— Да-да, — ответил Ричардсон, сбившись с высокого тона. — Строжайшие указания на этот счет уже даны.
И как большую важную новость сообщил:
— Юридический комитет сената США устроил суд над русской революцией. Уверен, что его значение в борьбе с большевизмом выйдет далеко за пределы Америки.
Эту мысль американца подхватил французский полковник Доноп:
— Такой бы суд над Октябрьской революцией следовало провести в каждой цивилизованной стране. Тогда пособники большевиков были бы изолированы. А то новоявленные якобинцы во Франции совсем распоясались, тоже напечатали письмо большевистского вождя. Произносят речи в парламенте, подают запросы, выступают в печати. Все это так или иначе доходит и сюда. Горько, но приходится констатировать, что французские войска чувствительны к большевистской пропаганде, в своих целях использующей богатую революционную историю Франции. Большевики торжественно отмечают паши памятные даты, чтут вождей французской революции, поют «Карманьолу» и другие наши песни.
Было непонятно, жалуется полковник Доноп или ищет снисхождения. Вспомнив растерянное донесение с Онежского участка, Айронсайд нахмурился.
— А какие меры принимаете на фронте? — прервал он полковника.
Доноп круто повернул свою речь. Он сообщил, что все части, выводимые на отдых в Архангельск, теперь пропускаются через «Христианский союз молодых людей». Перед офицерами и солдатами в клубе союза выступают лучшие ораторы и в их числе посол Нуланс. Сослался на последнее выступление посла, которое было направлено против настроений, вызванных Парижской мирной конференцией. «Мы можем заключить мир с Германией, — говорил посол, — но никогда, ручаюсь вам, этот мир не будет заключен с большевиками».
Итальянец Карлони тоже начал с жалобы. По ночам большевики на фронте через рупор обращаются к солдатам, в своей интерпретации дают ответы на многие вопросы современности, призывают к противодействию начальникам. Много неприятностей доставляют и побывавшие в плену у красных. Они рассказывают такое, что солдаты потом перестают верить своим офицерам. Пробовали припугнуть этих агитаторов, но солдаты всячески их защищают.
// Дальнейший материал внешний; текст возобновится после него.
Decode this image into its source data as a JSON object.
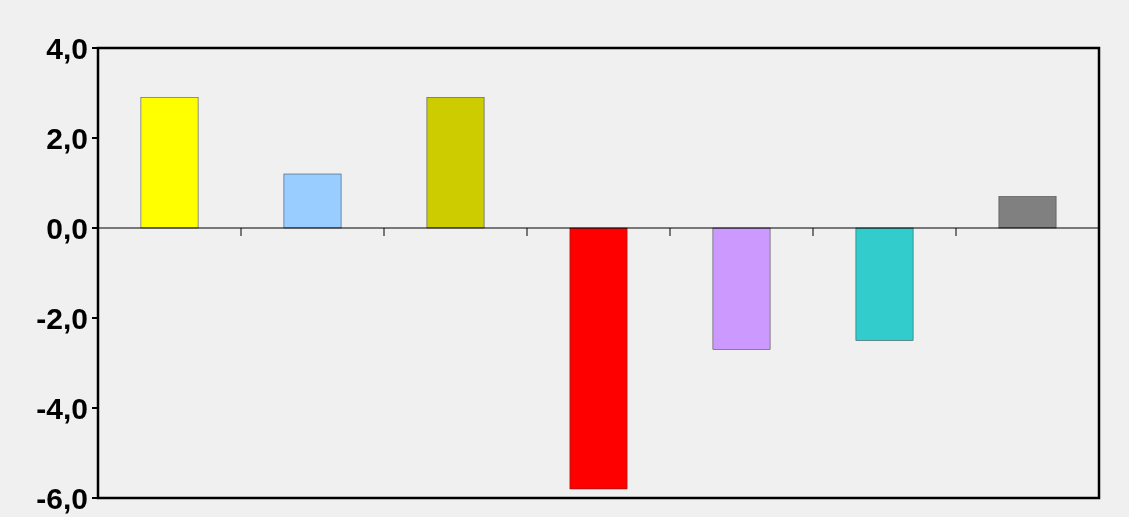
{
  "chart_data": {
    "type": "bar",
    "categories": [
      null,
      null,
      null,
      null,
      null,
      null,
      null
    ],
    "values": [
      2.9,
      1.2,
      2.9,
      -5.8,
      -2.7,
      -2.5,
      0.7
    ],
    "colors": [
      "#ffff00",
      "#99ccff",
      "#cccc00",
      "#ff0000",
      "#cc99ff",
      "#33cccc",
      "#808080"
    ],
    "ylim": [
      -6,
      4
    ],
    "yticks": [
      {
        "value": -6,
        "label": "-6,0"
      },
      {
        "value": -4,
        "label": "-4,0"
      },
      {
        "value": -2,
        "label": "-2,0"
      },
      {
        "value": 0,
        "label": "0,0"
      },
      {
        "value": 2,
        "label": "2,0"
      },
      {
        "value": 4,
        "label": "4,0"
      }
    ]
  }
}
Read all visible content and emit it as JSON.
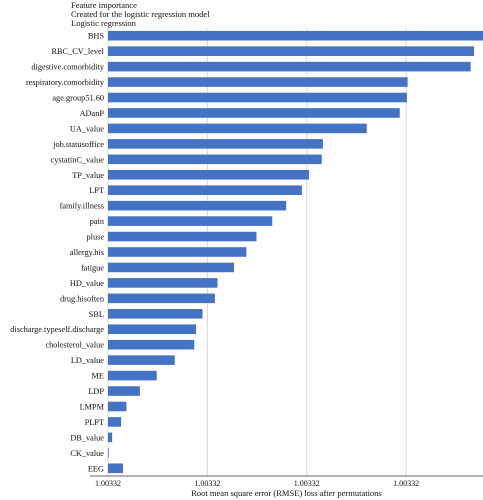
{
  "header": {
    "title": "Feature importance",
    "subtitle": "Created for the logistic regression model",
    "caption": "Logistic regression"
  },
  "chart_data": {
    "type": "bar",
    "orientation": "horizontal",
    "categories": [
      "BHS",
      "RBC_CV_level",
      "digestive.comorbidity",
      "respiratory.comorbidity",
      "age.group51.60",
      "ADanP",
      "UA_value",
      "job.statusoffice",
      "cystatinC_value",
      "TP_value",
      "LPT",
      "family.illness",
      "pain",
      "pluse",
      "allergy.his",
      "fatigue",
      "HD_value",
      "drug.hisoften",
      "SBL",
      "discharge.typeself.discharge",
      "cholesterol_value",
      "LD_value",
      "ME",
      "LDP",
      "LMPM",
      "PLPT",
      "DB_value",
      "CK_value",
      "EEG"
    ],
    "values": [
      100.0,
      97.6,
      96.7,
      79.9,
      79.7,
      77.8,
      69.0,
      57.3,
      57.0,
      53.6,
      51.7,
      47.5,
      43.8,
      39.6,
      36.9,
      33.6,
      29.2,
      28.5,
      25.2,
      23.5,
      23.0,
      17.8,
      13.0,
      8.5,
      4.9,
      3.5,
      1.1,
      0.2,
      4.0
    ],
    "value_unit": "relative to longest bar = 100",
    "xlabel": "Root mean square error (RMSE) loss after permutations",
    "ylabel": "",
    "xticks": [
      {
        "label": "1.00332",
        "value": 0
      },
      {
        "label": "1.00332",
        "value": 26.5
      },
      {
        "label": "1.00332",
        "value": 53
      },
      {
        "label": "1.00332",
        "value": 79.5
      }
    ],
    "xlim": [
      0,
      100
    ],
    "grid": true,
    "legend": "none",
    "colors": {
      "bar": "#4472c4",
      "grid": "#d9d9d9",
      "axis": "#333333",
      "text": "#111111"
    }
  }
}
Айронсайд стал подводить итог совещания. Поблагодарив ораторов, он призвал усилить пропаганду в своих и в большевистских войсках.
— Меня озадачивает один вопрос, к сожалению, обойденный здесь: почему большевистские листовки, напечатанные на оберточной бумаге, будоражат наших солдат, вызывают массовые волнения, в то время как мы добились лишь перехода одиночек? Очевидно, отделу агитации нужно думать над текстом прокламаций, делать их привлекательными не только по внешнему виду. Не мешает кое-что перенять у большевиков.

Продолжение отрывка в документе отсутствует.